Source: www.ledgerinsights.com
This is a guest opinion post by Adam Belding, CTO of calastone.
Tokenization has become a topic of increasing interest to asset managers in recent years as they respond to changing investor expectations. The ability to reconstitute and distribute any number of complex assets as digital entities, lowering both the barriers to entry and the cost of trading, is attractive on multiple levels. It promises to satisfy the appetite for more personalized products of a new generation of clients, as well as address long-standing pain points around the efficiency and cost of investing in funds.
Not surprisingly, the tokenization debate has started to enter the mainstream, with more than half of asset managers in Europe now exploring it as a possibility. Regulators are also joining the party, with pilot projects around tokenized assets underway or planned in Singapore, Hong Kong and the EU. The question is no longer whether the asset management industry will embrace tokenization, but rather how and which approaches have the most benefit for funds and their investors alike.
Tokenization is a broad church where interpretations can vary as to what exactly the goal is and how deep the digitization should go. There is a minimalist approach, already present in the market, which focuses on tokenizing the units of a traditional mutual fund. By allowing these to be traded on a blockchain, with all transactions recorded in a digital ledger, theoretically introducing a higher level of administrative efficiency, but without addressing the deeper issues of fund structure and distribution. . It is a step forward, but perhaps just a taste of what tokenization can offer.
More ambitious, but no less achievable, is the maximalist approach, which holds that not only the units of a fund should be tokenized, but also the underlying assets. The benefits of this start with much broader access to a more diverse set of assets and fractional ownership of entities, from private equity funds to real estate and high-end investments like wine and art. Tokenization can help bring these alternative assets, once largely confined to the richest institutions and individuals, into the mainstream, at a time when interest in them continues to grow: a recent survey found that investors The UK and Europe are increasingly seeking alternatives as they look to diversify their portfolios and protect them from inflation.

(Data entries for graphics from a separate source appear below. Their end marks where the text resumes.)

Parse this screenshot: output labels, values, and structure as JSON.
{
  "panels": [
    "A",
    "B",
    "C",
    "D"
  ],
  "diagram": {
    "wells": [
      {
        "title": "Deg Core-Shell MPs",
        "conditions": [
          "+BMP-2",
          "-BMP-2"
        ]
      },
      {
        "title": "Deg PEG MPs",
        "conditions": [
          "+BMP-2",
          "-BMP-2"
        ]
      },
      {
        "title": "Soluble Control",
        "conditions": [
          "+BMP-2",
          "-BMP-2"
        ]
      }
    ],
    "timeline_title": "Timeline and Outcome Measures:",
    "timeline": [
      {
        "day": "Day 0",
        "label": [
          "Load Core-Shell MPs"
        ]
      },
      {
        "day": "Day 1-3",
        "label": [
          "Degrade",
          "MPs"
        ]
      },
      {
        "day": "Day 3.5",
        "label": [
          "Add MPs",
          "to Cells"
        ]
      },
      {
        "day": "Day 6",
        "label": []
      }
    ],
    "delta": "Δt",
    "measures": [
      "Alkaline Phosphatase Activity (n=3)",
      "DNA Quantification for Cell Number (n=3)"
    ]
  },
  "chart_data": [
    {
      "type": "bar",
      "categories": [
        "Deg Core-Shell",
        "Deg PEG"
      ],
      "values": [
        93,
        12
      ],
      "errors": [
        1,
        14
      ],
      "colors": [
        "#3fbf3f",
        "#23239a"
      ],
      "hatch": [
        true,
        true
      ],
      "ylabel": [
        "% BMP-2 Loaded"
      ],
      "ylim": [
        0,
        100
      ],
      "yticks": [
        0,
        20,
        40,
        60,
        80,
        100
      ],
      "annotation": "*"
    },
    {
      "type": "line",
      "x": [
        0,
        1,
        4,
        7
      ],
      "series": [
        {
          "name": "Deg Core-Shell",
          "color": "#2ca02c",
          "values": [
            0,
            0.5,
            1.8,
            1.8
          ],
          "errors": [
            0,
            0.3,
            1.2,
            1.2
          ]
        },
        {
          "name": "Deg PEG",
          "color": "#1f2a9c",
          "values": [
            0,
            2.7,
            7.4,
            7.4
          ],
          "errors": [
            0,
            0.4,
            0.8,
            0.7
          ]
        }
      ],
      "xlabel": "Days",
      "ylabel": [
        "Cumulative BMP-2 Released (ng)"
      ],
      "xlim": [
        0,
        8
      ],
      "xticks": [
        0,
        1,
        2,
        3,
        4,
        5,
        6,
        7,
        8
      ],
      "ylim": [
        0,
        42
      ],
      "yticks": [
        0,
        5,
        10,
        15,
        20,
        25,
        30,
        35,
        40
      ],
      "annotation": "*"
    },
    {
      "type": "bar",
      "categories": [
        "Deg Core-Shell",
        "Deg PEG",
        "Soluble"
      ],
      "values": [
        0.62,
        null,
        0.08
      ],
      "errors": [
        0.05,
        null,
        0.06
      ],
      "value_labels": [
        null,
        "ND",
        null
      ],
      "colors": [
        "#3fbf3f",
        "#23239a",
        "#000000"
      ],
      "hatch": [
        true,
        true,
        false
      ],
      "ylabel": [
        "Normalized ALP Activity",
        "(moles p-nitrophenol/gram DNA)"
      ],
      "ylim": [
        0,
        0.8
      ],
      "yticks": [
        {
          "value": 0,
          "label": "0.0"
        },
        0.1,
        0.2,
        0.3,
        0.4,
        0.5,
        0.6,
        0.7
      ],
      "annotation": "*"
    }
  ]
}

The benefits of tokenization go beyond this broader menu. Once the assets themselves have been tokenized, the way is open for automation and transparency across the entire value chain, from pricing to settlement, analysis, and fund management. It’s not just about optimizing the mutual fund, but fundamentally redesigning it for the on-demand digital world: where what the customer orders at the touch of a button can be delivered almost as quickly.
It is this maximalist vision of tokenization that Calastone has been promoting through our Distributed Marketplace Infrastructure (DMI), which connects over 3,500 asset management organizations, allowing them to access and share data in real time, backed by secure permissions, that’s the foundation. digitization throughout the value chain of funds. This is our operating model for tokenization, one that we are now presenting to regulators and in which we collaborate with three major global asset managers. While we are still investing heavily in technology to optimize traditional mutual funds, we are also building for a future where funds can be built on a new platform for crowdfunding, enabled by tokenization.
While tokenization in any form will represent progress for both asset managers and their clients, its full benefits will only be realized when the push to digitize is applied to all aspects of how a fund is structured and operated. The advantages of transacting digitally and in real time must extend throughout the value chain, targeting inefficiencies in the complex operational web that is the mutual fund ecosystem, and opening the door to new asset classes for all.
The maximalist approach not only promises efficiency and transparency, with the consequent economic benefits. It also points to a future in which asset managers can radically revise their client offerings, tailoring products to the individual and drawing on a broad asset base to suit an investor’s interests and risk tolerance. An industry that has been built around one-size-fits-all products may increasingly consider how to provide each customer with the personalized service that has hitherto only been affordable to very high net worth individuals.
All of this is quickly going from theory to reality as regulators get involved in tokenization efforts and major asset managers move forward with their plans. The potential of tokenization is increasingly recognized. However, that will only be fully unleashed through a holistic approach that goes beyond edge tweaks. Asset managers who take an ambitious approach to tokenization are likely to be better placed as the landscape changes. This is a revolution that will reward those bold enough to build from the bottom up.